On 07/29/2022, LPA conducted a POC visit and observed a two day supply of perishable foods. LPA did not observe the window screens in the living rooms and bedroom 1 and bedroom 3 to be in good condition.

The purpose of today's visit is to clear citations issued on 06/21/2022 and assess civil penalties from 07/22/2022 through 07/28/2022. Administrator submitted proof of correction to the Fresno CCL office on 07/29/2022. LPA confirmed corrections were made during this inspection.
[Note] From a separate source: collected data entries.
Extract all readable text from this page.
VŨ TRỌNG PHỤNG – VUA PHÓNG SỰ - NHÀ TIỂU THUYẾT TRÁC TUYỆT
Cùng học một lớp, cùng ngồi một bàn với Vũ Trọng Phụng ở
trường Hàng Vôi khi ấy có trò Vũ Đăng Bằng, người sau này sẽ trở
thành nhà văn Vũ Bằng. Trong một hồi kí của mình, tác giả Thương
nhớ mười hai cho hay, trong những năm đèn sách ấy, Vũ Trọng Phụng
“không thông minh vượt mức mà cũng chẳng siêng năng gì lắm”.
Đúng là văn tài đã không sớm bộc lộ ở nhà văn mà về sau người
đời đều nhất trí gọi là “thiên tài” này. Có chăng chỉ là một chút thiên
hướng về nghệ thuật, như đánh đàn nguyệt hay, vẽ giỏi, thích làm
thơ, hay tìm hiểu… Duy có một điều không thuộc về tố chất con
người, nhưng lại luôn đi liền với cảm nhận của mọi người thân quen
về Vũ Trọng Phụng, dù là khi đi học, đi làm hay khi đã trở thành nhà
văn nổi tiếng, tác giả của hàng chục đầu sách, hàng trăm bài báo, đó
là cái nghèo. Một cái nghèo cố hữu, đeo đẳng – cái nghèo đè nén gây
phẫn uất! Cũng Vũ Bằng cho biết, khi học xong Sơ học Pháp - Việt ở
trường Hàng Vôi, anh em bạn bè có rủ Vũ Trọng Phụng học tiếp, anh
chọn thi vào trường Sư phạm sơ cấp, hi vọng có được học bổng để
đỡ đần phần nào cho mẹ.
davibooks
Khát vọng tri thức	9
A civil penalty is being assessed in accordance to California Code of Regulations for failure to correct for the period of 07/22/2022 through 07/28/2022 (7 days) in the amount of $100 per day for a total of $700.

Exit interview conducted. A copy of this report was discussed and provided to Administrator, Joycelyn Hopper , whose signature on this form confirms receipt of this document.
SUPERVISORS NAME: Melinda Hoffmann
LICENSING EVALUATOR NAME: Alexandria Walton
LICENSING EVALUATOR SIGNATURE: DATE: 08/02/2022
I acknowledge receipt of this form and understand my licensing appeal rights as explained and received.
FACILITY REPRESENTATIVE SIGNATURE: DATE: 08/02/2022
This report must be available at Child Care and Group Home facilities for public review for 3 years.